La pandémie de COVID-19 a perturbé l’éducation de tous les élèves de la maternelle à la 12e année, mais de nouvelles recherches indiquent que les apprenants plus âgés – ceux du primaire et du collège au moment des fermetures – ont connu les revers scolaires les plus importants et les plus durables.
L’impact inégal des perturbations scolaires
Les hypothèses initiales mettaient souvent l’accent sur la vulnérabilité des élèves plus jeunes pendant la pandémie. Cependant, un nouveau rapport du Hamilton Project de la Brookings Institution révèle une dure réalité : les élèves qui étaient en quatrième année lorsque les écoles ont fermé leurs portes en 2020 (maintenant probablement des élèves de neuvième année) ont subi des baisses de performances plus importantes que ceux qui étaient à la maternelle. Cet écart n’est pas lié à la résilience innée, mais aux attentes et à la nature cumulative de l’apprentissage.
Les parents d’élèves plus âgés se souviennent d’une pression accrue pour maintenir leurs progrès scolaires, tandis que les enfants plus jeunes disposaient d’une plus grande marge de manœuvre pour les jeux non structurés. Aujourd’hui, les données confirment ces perceptions : les élèves plus âgés qui entrent au collège et au lycée sont encore plus à la traîne en raison de la perte de compétences fondamentales.
Les tendances nationales confirment le déclin
Les évaluations nationales, y compris le NAEP (« national’s report card »), montrent des baisses historiques des résultats en mathématiques et en lecture. Ces déclins ne se sont pas limités à un seul groupe démographique ; les étudiants les moins performants ont connu les chutes les plus abruptes, exacerbant les inégalités existantes. Le problème n’est pas simplement de se remettre d’une perturbation temporaire : les écarts d’apprentissage se creusent et même les évaluations révisées ne peuvent masquer l’ampleur du problème.

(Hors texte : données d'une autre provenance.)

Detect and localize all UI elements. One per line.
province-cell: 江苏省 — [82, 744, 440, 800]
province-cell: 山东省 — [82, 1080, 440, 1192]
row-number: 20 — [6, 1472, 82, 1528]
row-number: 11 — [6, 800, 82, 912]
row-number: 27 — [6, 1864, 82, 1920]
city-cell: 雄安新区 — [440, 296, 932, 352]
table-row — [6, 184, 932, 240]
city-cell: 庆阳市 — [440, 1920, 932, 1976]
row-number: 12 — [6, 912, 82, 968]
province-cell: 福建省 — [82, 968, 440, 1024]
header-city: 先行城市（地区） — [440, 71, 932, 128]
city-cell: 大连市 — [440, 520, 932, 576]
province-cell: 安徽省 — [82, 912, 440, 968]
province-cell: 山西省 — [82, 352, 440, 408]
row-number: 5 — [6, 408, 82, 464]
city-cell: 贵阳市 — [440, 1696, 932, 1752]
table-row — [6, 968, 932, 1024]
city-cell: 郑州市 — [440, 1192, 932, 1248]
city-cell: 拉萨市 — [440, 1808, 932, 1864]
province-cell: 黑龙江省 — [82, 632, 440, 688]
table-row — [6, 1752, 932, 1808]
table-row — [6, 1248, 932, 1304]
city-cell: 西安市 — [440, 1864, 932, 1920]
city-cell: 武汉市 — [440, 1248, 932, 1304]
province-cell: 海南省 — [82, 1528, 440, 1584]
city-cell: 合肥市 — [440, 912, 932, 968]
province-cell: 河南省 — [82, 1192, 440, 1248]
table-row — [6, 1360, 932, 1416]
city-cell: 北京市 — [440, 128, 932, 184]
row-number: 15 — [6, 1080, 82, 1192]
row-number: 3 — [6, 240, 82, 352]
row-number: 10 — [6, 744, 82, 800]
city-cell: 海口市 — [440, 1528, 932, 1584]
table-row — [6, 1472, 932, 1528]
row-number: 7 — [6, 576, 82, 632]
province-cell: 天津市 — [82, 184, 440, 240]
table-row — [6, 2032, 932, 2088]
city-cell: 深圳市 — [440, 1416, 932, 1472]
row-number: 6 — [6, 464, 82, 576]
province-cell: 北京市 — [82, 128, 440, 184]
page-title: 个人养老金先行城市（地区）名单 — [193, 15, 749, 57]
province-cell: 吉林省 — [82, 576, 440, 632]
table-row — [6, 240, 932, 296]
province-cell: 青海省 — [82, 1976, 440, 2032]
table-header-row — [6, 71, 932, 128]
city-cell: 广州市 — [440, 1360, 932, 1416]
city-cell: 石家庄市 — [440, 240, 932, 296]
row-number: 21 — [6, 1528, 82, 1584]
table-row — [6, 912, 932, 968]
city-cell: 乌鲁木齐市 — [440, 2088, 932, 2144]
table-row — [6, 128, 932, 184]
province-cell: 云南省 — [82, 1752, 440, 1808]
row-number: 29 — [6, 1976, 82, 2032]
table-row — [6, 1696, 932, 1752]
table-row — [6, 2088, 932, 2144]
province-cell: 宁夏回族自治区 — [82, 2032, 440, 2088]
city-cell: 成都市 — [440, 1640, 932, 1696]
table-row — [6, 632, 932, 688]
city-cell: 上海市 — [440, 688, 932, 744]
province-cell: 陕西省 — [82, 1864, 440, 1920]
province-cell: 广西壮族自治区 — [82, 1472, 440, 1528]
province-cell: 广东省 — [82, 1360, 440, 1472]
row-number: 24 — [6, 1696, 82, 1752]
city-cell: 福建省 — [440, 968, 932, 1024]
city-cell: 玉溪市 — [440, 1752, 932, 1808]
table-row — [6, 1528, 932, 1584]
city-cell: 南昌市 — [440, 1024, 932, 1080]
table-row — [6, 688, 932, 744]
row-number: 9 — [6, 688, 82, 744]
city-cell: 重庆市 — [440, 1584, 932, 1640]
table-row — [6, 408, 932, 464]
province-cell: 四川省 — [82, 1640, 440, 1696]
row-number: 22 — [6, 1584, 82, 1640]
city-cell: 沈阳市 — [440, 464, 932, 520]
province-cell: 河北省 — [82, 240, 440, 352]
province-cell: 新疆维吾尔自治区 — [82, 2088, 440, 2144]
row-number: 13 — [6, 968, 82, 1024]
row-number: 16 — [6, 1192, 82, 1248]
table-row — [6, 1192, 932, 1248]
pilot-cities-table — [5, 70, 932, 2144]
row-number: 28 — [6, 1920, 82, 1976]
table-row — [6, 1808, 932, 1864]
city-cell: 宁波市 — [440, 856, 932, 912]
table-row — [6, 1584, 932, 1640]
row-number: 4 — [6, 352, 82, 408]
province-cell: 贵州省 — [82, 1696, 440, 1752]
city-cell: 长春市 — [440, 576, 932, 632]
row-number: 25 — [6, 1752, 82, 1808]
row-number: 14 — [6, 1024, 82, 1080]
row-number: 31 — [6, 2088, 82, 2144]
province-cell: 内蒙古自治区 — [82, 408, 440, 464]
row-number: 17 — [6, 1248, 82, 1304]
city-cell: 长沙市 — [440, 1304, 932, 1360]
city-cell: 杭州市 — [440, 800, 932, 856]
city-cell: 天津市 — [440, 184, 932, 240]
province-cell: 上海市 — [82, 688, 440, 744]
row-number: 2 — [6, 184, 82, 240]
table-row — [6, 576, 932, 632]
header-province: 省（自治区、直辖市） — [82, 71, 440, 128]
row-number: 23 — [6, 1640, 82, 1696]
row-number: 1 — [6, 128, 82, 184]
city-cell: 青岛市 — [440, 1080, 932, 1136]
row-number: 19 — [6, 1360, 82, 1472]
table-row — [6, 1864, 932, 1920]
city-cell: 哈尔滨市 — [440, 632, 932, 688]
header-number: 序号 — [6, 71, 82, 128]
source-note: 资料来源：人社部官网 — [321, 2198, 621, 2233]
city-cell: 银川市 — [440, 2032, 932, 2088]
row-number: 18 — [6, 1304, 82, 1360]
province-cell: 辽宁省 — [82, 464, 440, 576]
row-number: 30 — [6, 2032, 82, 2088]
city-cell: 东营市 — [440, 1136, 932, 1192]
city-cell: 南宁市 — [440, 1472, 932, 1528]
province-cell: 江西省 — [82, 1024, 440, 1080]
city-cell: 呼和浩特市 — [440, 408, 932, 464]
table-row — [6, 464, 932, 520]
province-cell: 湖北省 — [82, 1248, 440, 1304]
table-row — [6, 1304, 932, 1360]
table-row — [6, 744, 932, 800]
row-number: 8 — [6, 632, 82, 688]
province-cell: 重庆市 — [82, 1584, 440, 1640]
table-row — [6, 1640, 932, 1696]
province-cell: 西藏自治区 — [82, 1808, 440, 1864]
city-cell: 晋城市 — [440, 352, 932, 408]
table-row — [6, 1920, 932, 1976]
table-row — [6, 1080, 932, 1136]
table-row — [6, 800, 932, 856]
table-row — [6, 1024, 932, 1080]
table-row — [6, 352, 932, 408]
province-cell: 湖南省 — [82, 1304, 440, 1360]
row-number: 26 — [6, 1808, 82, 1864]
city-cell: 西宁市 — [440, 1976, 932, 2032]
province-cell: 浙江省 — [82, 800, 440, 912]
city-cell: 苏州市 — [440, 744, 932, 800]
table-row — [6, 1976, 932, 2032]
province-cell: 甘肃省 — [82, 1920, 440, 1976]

Pourquoi les étudiants plus âgés ont été plus durement touchés
Le rapport Brookings a suivi les élèves de la maternelle à la septième année pendant la pandémie, en utilisant les données de compétence de l’État pour mesurer les tendances à long terme. Les chercheurs ont découvert que les pertes étaient particulièrement importantes en mathématiques, probablement en raison de leur nature séquentielle : les concepts manqués créent des difficultés croissantes.
Ce déclin n’est pas uniquement dû à la pandémie elle-même. Les fonds fédéraux de relance ont expiré, laissant de nombreuses écoles avec moins de ressources pour réparer les dégâts. Pendant ce temps, certains États ont été accusés de manipuler les normes d’évaluation pour gonfler les taux de compétence, mais même ces efforts n’ont pas masqué l’ampleur réelle de la perte d’apprentissage.
La voie à suivre : donner la priorité aux apprenants plus âgés
L’accent actuel mis sur l’intervention auprès de la petite enfance est essentiel, mais les décideurs politiques ne doivent pas négliger les besoins urgents des élèves plus âgés. Les élèves désormais collégiaux et lycéens ont besoin d’un accompagnement ciblé pour rattraper leur retard, notamment en mathématiques.
La pandémie a révélé de profondes fissures dans le système éducatif, et même des réparations superficielles ne parviendront pas à réparer les dégâts. La perte d’apprentissage est si grave que modifier les évaluations, rendant les tests plus faciles, ne donne plus les mêmes résultats qu’auparavant. Les conséquences à long terme de ces revers restent inconnues, mais ignorer le sort des étudiants plus âgés ne fera qu’aggraver le problème.